B. Lecture des séries Moires et DSL à partir du Détail de Daniel Arasse : qui fait le détail ?

1) Le détail et le regardeur

Lorsqu'un artiste propose au vu et su de tous l'objet de sa création, on peut dire que, parce qu'il y a appropriation par le regard et de ce fait, par une pensée autre que la sienne, alors d'une certaine manière, cette création ne lui appartient plus complètement. L'objet d'art n'est pas une simple entité matérielle, il relève d'un champ de force provoqué par la disposition du lieu dans lequel il se trouve et par le cheminement physique et intellectuel des regardeurs. Les objets photographiques d'Eric Rondepierre appellent à être regardés, et dans cet échange perceptif, les regardeurs peuvent être tantôt épris par l'ébranlement d'une commotion, tantôt être remplis par la familiarité d'un souvenir indistinct. La photographie est la manifestation d'une forme, d'une représentation qui suscite du sens pour la personne qui la scrute. Elle incite à faire appel à notre imagination, à notre sensibilité, à notre expérience, à une mémoire visuelle. Elle peut occasionner la réminiscence d'un répertoire d'images qui nous est personnel. Pour étayer ce propos, nous pouvons nous référer à Roland Barthes qui, dans La Chambre claire, propose deux formulations dans le but de circonscrire le double intérêt qui le saisit lorsqu'il observe une photographie :

« […] C'est par le studium que je m'intéresse à beaucoup de photographies, soit que je les reçoive comme des témoignages politiques, soit que je les goûte comme de bons tableaux historiques : car c'est culturellement (cette connotation est présente dans le studium) que je participe aux figures, aux mines, aux décors, aux actions. Le second élément vient casser (ou scander) le studium. Cette fois, ce n'est pas moi qui vais le chercher (comme j'investis de ma conscience souveraine le champ du studium), c'est lui qui part de la scène, comme une flèche, et vient me percer. Un mot existe en latin pour désigner cette blessure, cette piqûre, cette marque faite par un instrument pointu ; ce mot m'irait d'autant mieux qu'il renvoie aussi à l'idée de ponctuation et que les photos dont je parle sont en effet comme ponctuées, parfois même mouchetées, de ces points sensibles […]. Ce second élément qui vient déranger le

studium, je l'appellerai donc punctum ; car punctum, c'est aussi : piqûre, petit trou, petite tache, petite

coupure – et aussi coup de dés. Le punctum d'une photo, c'est ce hasard qui, en elle, me point (mais aussi me meurtrit, me poigne) »132.

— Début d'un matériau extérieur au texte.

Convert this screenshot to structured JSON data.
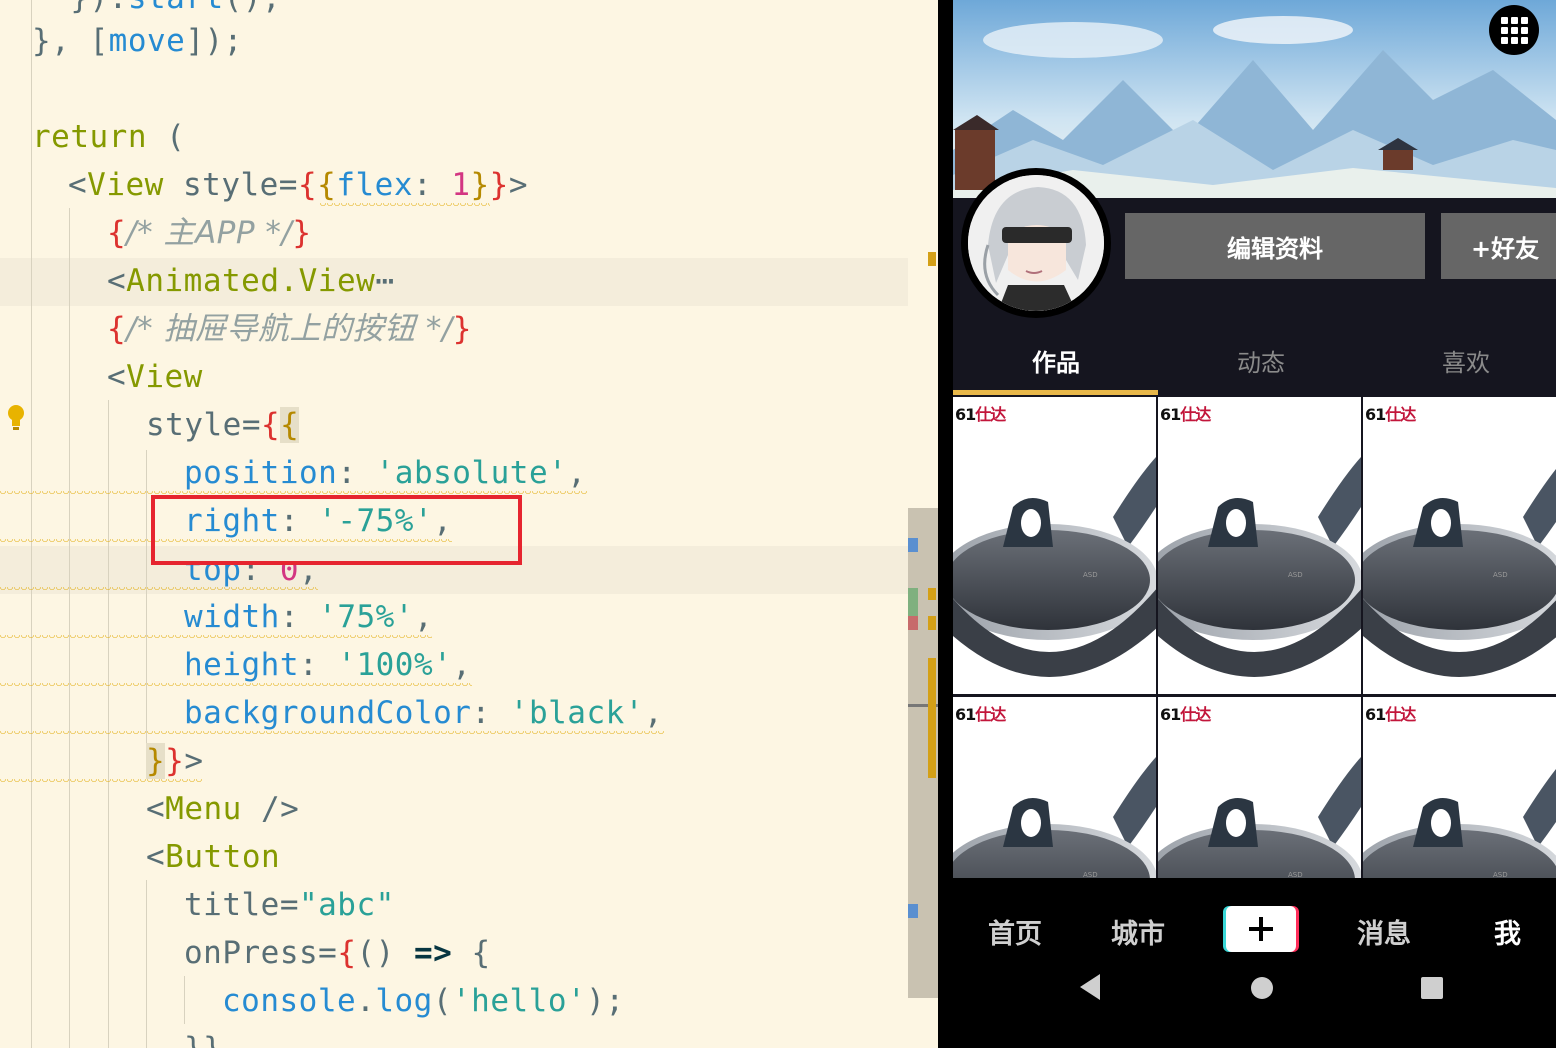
{
  "editor": {
    "lines": [
      "}).start();",
      "}, [move]);",
      "return (",
      "<View style={{flex: 1}}>",
      "{/* 主APP */}",
      "<Animated.View",
      "{/* 抽屉导航上的按钮 */}",
      "<View",
      "style={{",
      "position: 'absolute',",
      "right: '-75%',",
      "top: 0,",
      "width: '75%',",
      "height: '100%',",
      "backgroundColor: 'black',",
      "}}>",
      "<Menu />",
      "<Button",
      "title=\"abc\"",
      "onPress={() => {",
      "console.log('hello');",
      "}}"
    ],
    "fold_marker": "⋯"
  },
  "phone": {
    "edit_button": "编辑资料",
    "add_friend_button": "+好友",
    "tabs": [
      "作品",
      "动态",
      "喜欢"
    ],
    "active_tab": "作品",
    "tile_label_num": "61",
    "tile_label_brand": "仕达",
    "nav": [
      "首页",
      "城市",
      "消息",
      "我"
    ],
    "plus_glyph": "+",
    "colors": {
      "tab_underline": "#e8b84a",
      "button_bg": "#666666",
      "screen_bg": "#15151f"
    }
  }
}
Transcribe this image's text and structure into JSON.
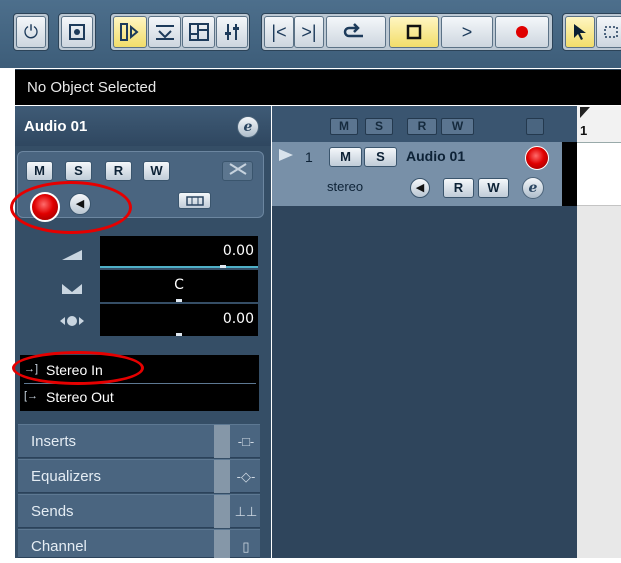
{
  "toolbar": {
    "power_icon": "power-icon",
    "constrain_icon": "constrain-delay-icon",
    "view_buttons": [
      "inspector-icon",
      "info-line-icon",
      "overview-icon",
      "mixer-icon"
    ],
    "transport": {
      "go_to_start": "|<",
      "go_to_end": ">|",
      "cycle": "cycle-icon",
      "stop": "stop-icon",
      "play": ">",
      "record": "record-icon"
    },
    "tools": [
      "arrow-tool-icon",
      "range-tool-icon"
    ]
  },
  "info_line": {
    "text": "No Object Selected"
  },
  "inspector": {
    "track_name": "Audio 01",
    "edit_button": "e",
    "buttons": {
      "mute": "M",
      "solo": "S",
      "read": "R",
      "write": "W"
    },
    "volume": "0.00",
    "pan": "C",
    "delay": "0.00",
    "input_routing": "Stereo In",
    "output_routing": "Stereo Out",
    "sections": [
      {
        "label": "Inserts",
        "icon": "inserts-icon"
      },
      {
        "label": "Equalizers",
        "icon": "equalizer-icon"
      },
      {
        "label": "Sends",
        "icon": "sends-icon"
      },
      {
        "label": "Channel",
        "icon": "channel-icon"
      }
    ]
  },
  "track_list": {
    "header_buttons": [
      "M",
      "S",
      "R",
      "W"
    ],
    "tracks": [
      {
        "number": "1",
        "name": "Audio 01",
        "type": "stereo",
        "mute": "M",
        "solo": "S",
        "read": "R",
        "write": "W",
        "edit": "e"
      }
    ]
  },
  "ruler": {
    "bar": "1"
  },
  "annotations": {
    "highlight_color": "#e60000"
  }
}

En ce sens, c'est le regardeur qui actionne sa vision et, dans sa confrontation perceptive, il en vient à faire le détail. Tout compte fait, c'est une lecture visuelle solitaire à l'instar d'une lecture littéraire personnelle. Roland Barthes souligne d'ailleurs cette dimension en exemplifiant « le régime de la spectatio » comme étant à l'image de la Devotio moderna :

« […] Vers la fin du Moyen Age, certains croyants substituèrent à la lecture ou à la prière collective, une lecture, une prière individuelle, basse, intériorisée, méditative (devotio moderna). Tel est, me semble-t-il, le régime de la spectatio. La lecture des photographies publiques est toujours, au fond, une lecture privée »133.

Grâce à l'attention qu'on veut bien leur accorder, les séries photographiques de Rondepierre prennent vie, s'actualisent, enflent comme des boursouflures au-delà de leur cadre. Elles procurent ce double enjeu du ravissement qui est celui du plaisir et du rapt, nous arrachant ainsi, le temps d'un embrassement oculaire, à la platitude du quotidien. Et en termes d'embrassade, la reprise de vue intitulée Le Baiser issue de la série Moires survient à propos.

Série Moires, Le Baiser, tirage Ilfochrome contrecollé sur aluminium, 38 x 57 cm, 1996-98. 132 BARTHES, Roland, op. cit., pp. 48-49.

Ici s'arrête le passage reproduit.